No TikTok, um aplicativo popular de propriedade da ByteDance, com sede em Pequim, a maior parte do conteúdo relacionado ao DPP critica o partido, de acordo com Puma Shen, candidato do partido que preside o Doublethink Lab, uma plataforma que rastreia a desinformação online e a manipulação de informações na China.

“Um papel importante da China é o de amplificador, em vez de fabricar a própria desinformação”, disse Shen. “Sempre que a China identifica algo que vale a pena ampliar, ela o faz, e a escala está além da nossa resistência”.

Ko, por outro lado, é amplamente retratado como um homem de meia-idade fofinho e engraçado no TikTok, e essa é uma imagem que pode ajudá-lo a afastar o voto dos jovens do DPP.

O clipe principal, baseado em visualizações e compartilhamentos, mostrado em uma busca por “eleições em Taiwan” na terça-feira, apresentava um comício em Ko no dia anterior. “Conquistar Taiwan de volta”, diz a legenda do vídeo, com mais de 420.600 visualizações. “Todo mundo tem lágrimas de alegria quando ele está no palco”, continua a legenda.

Lai enfrenta uma jornada mais difícil como um autocrata em formação. Usuários taiwaneses mais radicais no TikTok até o compararam ao falecido ditador comunista Mao Zedong. (O TikTok não está disponível na China continental, onde o equivalente censurado, Douyin, é usado.)

A TikTok disse que não poderia comentar a alegação do Doublethink Lab sobre o preconceito anti-DPP antes de estudar as métricas sobre as quais as afirmações foram feitas.

Sofia Yan, que dirige a Numbers Protocol, uma empresa que utiliza a tecnologia blockchain para combater a desinformação, concordou, dizendo que a China estava “tentando semear disputas ou confusão”. Sua empresa está atualmente fazendo parceria com vários meios de comunicação de Taiwan em sua cobertura eleitoral para garantir que as imagens sejam carregadas de uma forma que crie um registro blockchain inalterável como prova de autenticidade.

Votação em Pequim

A campanha de propaganda não se limita ao mundo digital, e a espionagem mais tradicional e a suborno de figuras-chave também estão em jogo – com a China alegadamente a trabalhar com ambos os partidos da oposição que procuram destituir o DPP.

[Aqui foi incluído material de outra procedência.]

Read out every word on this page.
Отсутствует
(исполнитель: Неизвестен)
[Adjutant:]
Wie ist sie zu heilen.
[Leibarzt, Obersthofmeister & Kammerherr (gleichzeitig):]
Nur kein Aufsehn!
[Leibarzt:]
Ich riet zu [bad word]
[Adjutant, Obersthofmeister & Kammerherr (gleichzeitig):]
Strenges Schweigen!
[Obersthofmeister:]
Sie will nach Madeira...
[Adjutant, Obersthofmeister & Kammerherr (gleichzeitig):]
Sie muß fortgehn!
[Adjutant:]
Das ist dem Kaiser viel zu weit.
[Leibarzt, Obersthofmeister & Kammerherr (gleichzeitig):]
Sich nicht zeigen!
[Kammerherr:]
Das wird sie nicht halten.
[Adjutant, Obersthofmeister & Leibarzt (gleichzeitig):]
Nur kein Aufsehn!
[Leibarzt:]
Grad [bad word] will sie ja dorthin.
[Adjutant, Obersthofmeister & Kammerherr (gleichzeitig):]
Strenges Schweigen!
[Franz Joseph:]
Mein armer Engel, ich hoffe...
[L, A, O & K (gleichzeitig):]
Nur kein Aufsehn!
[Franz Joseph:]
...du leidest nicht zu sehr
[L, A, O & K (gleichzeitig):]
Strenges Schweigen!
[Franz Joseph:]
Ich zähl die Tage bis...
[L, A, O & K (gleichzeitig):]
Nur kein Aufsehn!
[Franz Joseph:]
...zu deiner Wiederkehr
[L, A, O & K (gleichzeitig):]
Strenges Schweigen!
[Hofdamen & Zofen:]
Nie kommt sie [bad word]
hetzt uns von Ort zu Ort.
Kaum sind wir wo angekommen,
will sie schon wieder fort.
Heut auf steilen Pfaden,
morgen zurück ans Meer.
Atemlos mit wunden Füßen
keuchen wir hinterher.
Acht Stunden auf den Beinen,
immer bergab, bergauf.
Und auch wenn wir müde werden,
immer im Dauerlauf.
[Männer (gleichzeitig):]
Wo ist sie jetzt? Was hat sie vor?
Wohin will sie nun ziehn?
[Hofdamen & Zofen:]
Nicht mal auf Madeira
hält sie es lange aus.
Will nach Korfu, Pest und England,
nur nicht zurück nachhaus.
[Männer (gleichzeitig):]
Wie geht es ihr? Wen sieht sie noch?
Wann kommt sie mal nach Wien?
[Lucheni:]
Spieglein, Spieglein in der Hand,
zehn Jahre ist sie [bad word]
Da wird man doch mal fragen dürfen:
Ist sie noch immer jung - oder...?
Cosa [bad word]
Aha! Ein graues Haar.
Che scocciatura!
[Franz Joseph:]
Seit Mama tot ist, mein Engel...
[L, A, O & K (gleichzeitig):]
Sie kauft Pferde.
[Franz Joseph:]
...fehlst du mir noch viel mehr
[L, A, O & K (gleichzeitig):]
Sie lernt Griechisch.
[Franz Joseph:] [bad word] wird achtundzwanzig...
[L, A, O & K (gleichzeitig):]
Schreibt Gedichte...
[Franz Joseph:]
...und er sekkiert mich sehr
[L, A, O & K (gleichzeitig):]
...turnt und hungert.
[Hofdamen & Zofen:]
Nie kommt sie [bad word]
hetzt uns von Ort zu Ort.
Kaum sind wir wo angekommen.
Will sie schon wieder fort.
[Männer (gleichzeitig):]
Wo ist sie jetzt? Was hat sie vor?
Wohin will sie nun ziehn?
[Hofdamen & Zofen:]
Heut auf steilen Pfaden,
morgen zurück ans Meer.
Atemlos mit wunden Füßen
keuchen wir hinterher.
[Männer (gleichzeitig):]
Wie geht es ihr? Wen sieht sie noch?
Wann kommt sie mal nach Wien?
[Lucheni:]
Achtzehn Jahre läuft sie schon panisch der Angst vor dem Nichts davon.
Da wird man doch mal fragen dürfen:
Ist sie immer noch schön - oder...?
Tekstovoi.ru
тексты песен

Grande parte do foco está em prisões de alto perfil.

Na quarta-feira, o ex-legislador do KMT, Chang Hsien-yao, foi preso por suspeita de violação da Lei Anti-Infiltração e foi libertado sob fiança de 1 milhão de dólares (29 mil euros) da NTD.

No início de Janeiro, os procuradores taiwaneses detiveram um candidato parlamentar sob suspeita de ter recebido 1 milhão de dólares NTD a agentes chineses. Ma Chih-wei, detido ao abrigo da mesma lei, esteve anteriormente associado ao TPP. Ela está entre as 190 pessoas sob investigação por suas ligações com a China.

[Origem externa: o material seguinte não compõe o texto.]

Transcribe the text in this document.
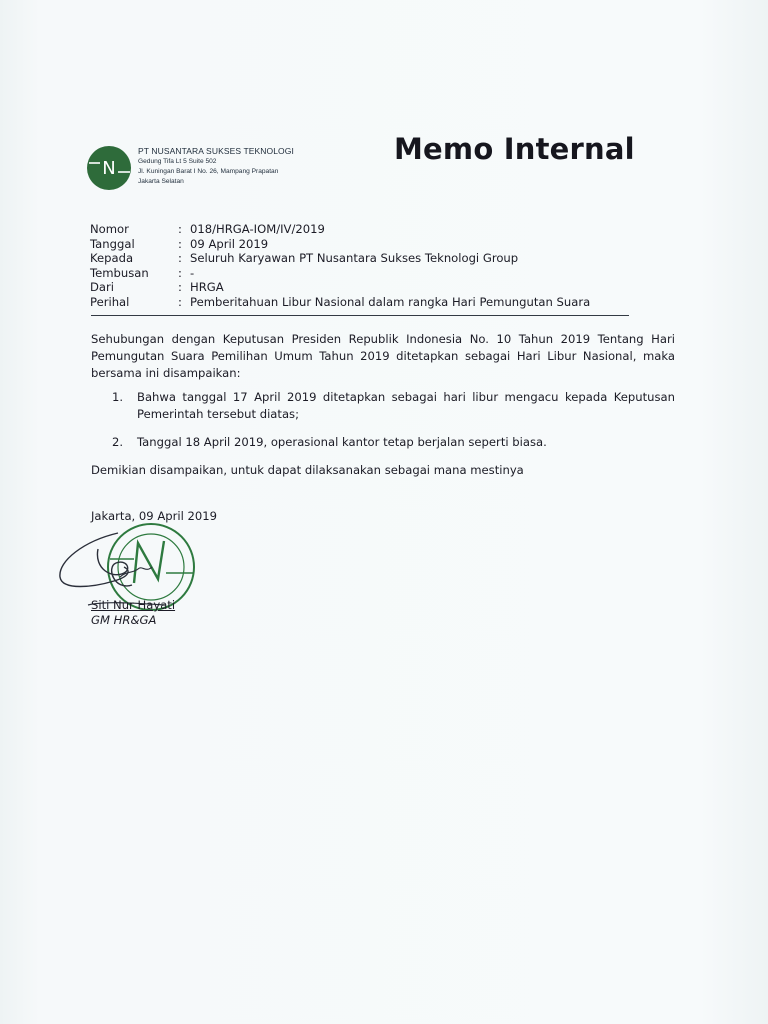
N
PT NUSANTARA SUKSES TEKNOLOGI
Gedung Tifa Lt 5 Suite 502
Jl. Kuningan Barat I No. 26, Mampang Prapatan
Jakarta Selatan
Memo Internal
Nomor	: 018/HRGA-IOM/IV/2019
Tanggal	: 09 April 2019
Kepada	: Seluruh Karyawan PT Nusantara Sukses Teknologi Group
Tembusan	: -
Dari	: HRGA
Perihal	: Pemberitahuan Libur Nasional dalam rangka Hari Pemungutan Suara
Sehubungan dengan Keputusan Presiden Republik Indonesia No. 10 Tahun 2019 Tentang Hari Pemungutan Suara Pemilihan Umum Tahun 2019 ditetapkan sebagai Hari Libur Nasional, maka bersama ini disampaikan:
1. Bahwa tanggal 17 April 2019 ditetapkan sebagai hari libur mengacu kepada Keputusan Pemerintah tersebut diatas;
2. Tanggal 18 April 2019, operasional kantor tetap berjalan seperti biasa.
Demikian disampaikan, untuk dapat dilaksanakan sebagai mana mestinya
Jakarta, 09 April 2019
Siti Nur Hayati
GM HR&GA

Ma, que insiste ser inocente, supostamente viajou várias vezes à China até abril do ano passado, pouco antes de ingressar no TPP como porta-voz de sua filial na cidade de Taoyuan, segundo os promotores. Quando ela tentou obter uma indicação na lista do partido TPP, sua candidatura foi vetada por aqueles que suspeitavam de suas conexões com a China. Posteriormente, ela concorreu como candidata não afiliada.

Tentando distanciar-se do escândalo em torno de Ma, o candidato presidencial do TPP, Ko, rejeitou-a como uma “personagem secundária” – apesar de já ter apoiado a sua candidatura. Mas o DPP, o principal partido cético em relação a Pequim em Taiwan, questionou essa posição.

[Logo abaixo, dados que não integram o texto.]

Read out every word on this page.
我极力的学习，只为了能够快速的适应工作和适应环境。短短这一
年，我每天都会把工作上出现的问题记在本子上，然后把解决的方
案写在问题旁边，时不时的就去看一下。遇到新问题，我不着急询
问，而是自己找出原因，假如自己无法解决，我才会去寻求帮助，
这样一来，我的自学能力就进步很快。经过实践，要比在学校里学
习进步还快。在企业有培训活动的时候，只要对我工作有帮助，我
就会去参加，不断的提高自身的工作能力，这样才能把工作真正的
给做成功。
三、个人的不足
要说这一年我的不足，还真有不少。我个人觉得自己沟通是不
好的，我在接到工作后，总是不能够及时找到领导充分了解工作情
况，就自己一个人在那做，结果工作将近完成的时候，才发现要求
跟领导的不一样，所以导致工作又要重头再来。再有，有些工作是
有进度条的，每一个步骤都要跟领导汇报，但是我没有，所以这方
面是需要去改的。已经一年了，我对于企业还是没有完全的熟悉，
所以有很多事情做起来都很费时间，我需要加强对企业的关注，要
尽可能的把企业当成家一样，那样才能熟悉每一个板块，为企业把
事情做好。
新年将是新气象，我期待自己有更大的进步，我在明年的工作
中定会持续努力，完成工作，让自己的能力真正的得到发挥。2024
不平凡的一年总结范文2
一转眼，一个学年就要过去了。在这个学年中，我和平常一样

Chen Shih-kai, porta-voz de Lai, a candidata presidencial do DPP, insinuou descaradamente em comentários aos meios de comunicação social de Taiwan que ela pode não ser a única – ou a mais significativa – figura na folha de pagamento da China.

“Se até mesmo um personagem secundário embolsou um milhão de dólares (taiwaneses) em criptomoedas como recompensa pela interferência eleitoral da China, quanto vale um personagem principal?”

Mark Scott contribuiu para a reportagem.